About Lê Quốc Quân

A lawyer by training, Mr. Le Quoc Quan has worked for the past seven years as a local governance consultant to the World Bank, the Asian Development Bank, UNDP, and the Swedish International Development Agency. An active participant in Vietnam's struggle for democracy, he has been vocal in his defense of religious freedom and political pluralism, both as a law student and legal advocate, and in his writings for the BBC and several Vietnamese newspapers. He is founder of Vietnam Solutions, a firm that provides consulting services on local governance, poverty reduction, and grassroots democracy for development projects in Vietnam. During his fellowship, Mr. Quan is examined the role of civil society in countries that have made a successful democratic transition. He planned to write an article on how civil society can contribute to democracy in Vietnam. March 8, 2007 he was arrested by the communist authorities and subsequently charged with attempting to overthrow the people's government. At this time, Le Quoc Quan is being held at detention camp B14 of the Ministry of Public Security in Hanoi.

April 20, 2007

Free Le Quoc Quan

New York Sun Editorial

April 20, 2007

When Senator McCain signs a letter along with Vin Weber, who is a top policy adviser to Mr. McCain's rival for the Republican presidential nomination, Mitt Romney, it is worth paying attention to, especially when the letter is also signed by President Clinton's secretary of state, Madeleine Albright. The letter, addressed to the "president" of Vietnam, calls for the release by Vietnamese authorities of a 35-year-old lawyer, Le Quoc Quan, who was arrested March 8, shortly after he returned to his country from a five-month fellowship in Washington at the National Endowment for Democracy.
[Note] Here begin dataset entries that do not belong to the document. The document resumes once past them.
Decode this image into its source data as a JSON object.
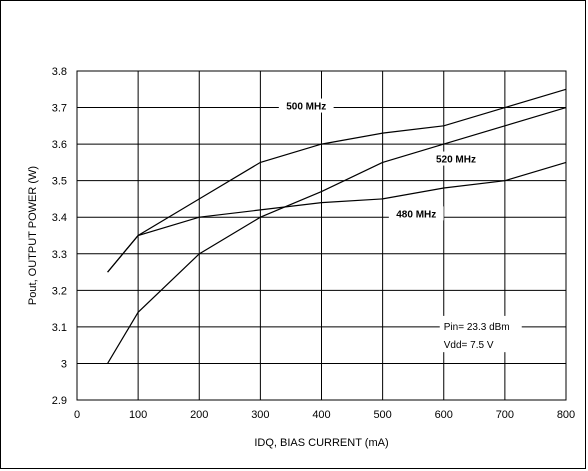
{
  "chart_data": {
    "type": "line",
    "title": "",
    "xlabel": "IDQ, BIAS CURRENT (mA)",
    "ylabel": "Pout, OUTPUT POWER (W)",
    "xlim": [
      0,
      800
    ],
    "ylim": [
      2.9,
      3.8
    ],
    "xticks": [
      0,
      100,
      200,
      300,
      400,
      500,
      600,
      700,
      800
    ],
    "yticks": [
      2.9,
      3,
      3.1,
      3.2,
      3.3,
      3.4,
      3.5,
      3.6,
      3.7,
      3.8
    ],
    "xtick_labels": [
      "0",
      "100",
      "200",
      "300",
      "400",
      "500",
      "600",
      "700",
      "800"
    ],
    "ytick_labels": [
      "2.9",
      "3",
      "3.1",
      "3.2",
      "3.3",
      "3.4",
      "3.5",
      "3.6",
      "3.7",
      "3.8"
    ],
    "grid": true,
    "series": [
      {
        "name": "500 MHz",
        "x": [
          50,
          100,
          200,
          300,
          400,
          500,
          600,
          700,
          800
        ],
        "y": [
          3.25,
          3.35,
          3.45,
          3.55,
          3.6,
          3.63,
          3.65,
          3.7,
          3.75
        ]
      },
      {
        "name": "520 MHz",
        "x": [
          50,
          100,
          200,
          300,
          400,
          500,
          600,
          700,
          800
        ],
        "y": [
          3.0,
          3.14,
          3.3,
          3.4,
          3.47,
          3.55,
          3.6,
          3.65,
          3.7
        ]
      },
      {
        "name": "480 MHz",
        "x": [
          50,
          100,
          200,
          300,
          400,
          500,
          600,
          700,
          800
        ],
        "y": [
          3.25,
          3.35,
          3.4,
          3.42,
          3.44,
          3.45,
          3.48,
          3.5,
          3.55
        ]
      }
    ],
    "series_labels": [
      {
        "text": "500 MHz",
        "x": 375,
        "y": 3.7
      },
      {
        "text": "520 MHz",
        "x": 620,
        "y": 3.555
      },
      {
        "text": "480 MHz",
        "x": 555,
        "y": 3.405
      }
    ],
    "annotations": [
      {
        "text": "Pin= 23.3 dBm",
        "x": 600,
        "y": 3.1
      },
      {
        "text": "Vdd= 7.5 V",
        "x": 600,
        "y": 3.05
      }
    ]
  }
}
Messrs. McCain and Weber and Ms. Albright write that they are "shocked and outraged" by the lawyer's arrest. They warn that his detention casts a "dark cloud" over "the image of Vietnam and the prospects for improved ties between our countries." The American ambassador in Vietnam, Michael Marine, earlier this month circulated an opinion article that listed Le Quoc Quan as among "an increasing number of individuals in prison or under detention in Vietnam whose only crime was the peaceful expression of their views."

The ambassador wrote that the Vietnamese government "must release these and other individuals now. It must also take steps to revise or repeal laws so that the peaceful expression of one's views — even if they are critical of the state — is no longer illegal." The president of the National Endowment for Democracy, Carl Gershman, said in a statement, "It is a deep insult to the United States that the Vietnamese regime would harass someone in this way who has just participated in a citizen exchange program supported by the US Congress and Department of State."

A blog devoted to the case, freelequocquan.blogspot.com, carries an arrest notice for Le Quoc Quan that describes his crime as "‘Participation in activities to overthrow the People's government' as stated in Article 79 of The Criminal Code of the Socialist Republic of Viet Nam." The notice says that he is being held at detention camp B14 of the Ministry of Public Security. The NED is urging concerned individuals to register their protests with the embassy of Vietnam in Washington, whose phone number is (202) 861-0737. President Bush honored Vietnam with a visit there in November. If this is how the communists return the favor, it will cause a lot of Americans to rethink the normalization of our relations with the country.

More broadly, at a time when Democrats and even some Republicans are agitating for a hasty retreat from Iraq, the arrest in Vietnam underscores the long-lasting consequences of American retreat. Thirty-two years after the fall of Saigon, the communist regime in Vietnam is jailing individuals for being associated with the idea of democracy. Do we really want to be reading in 2039 about the jailing of a young democracy advocate in Iraq?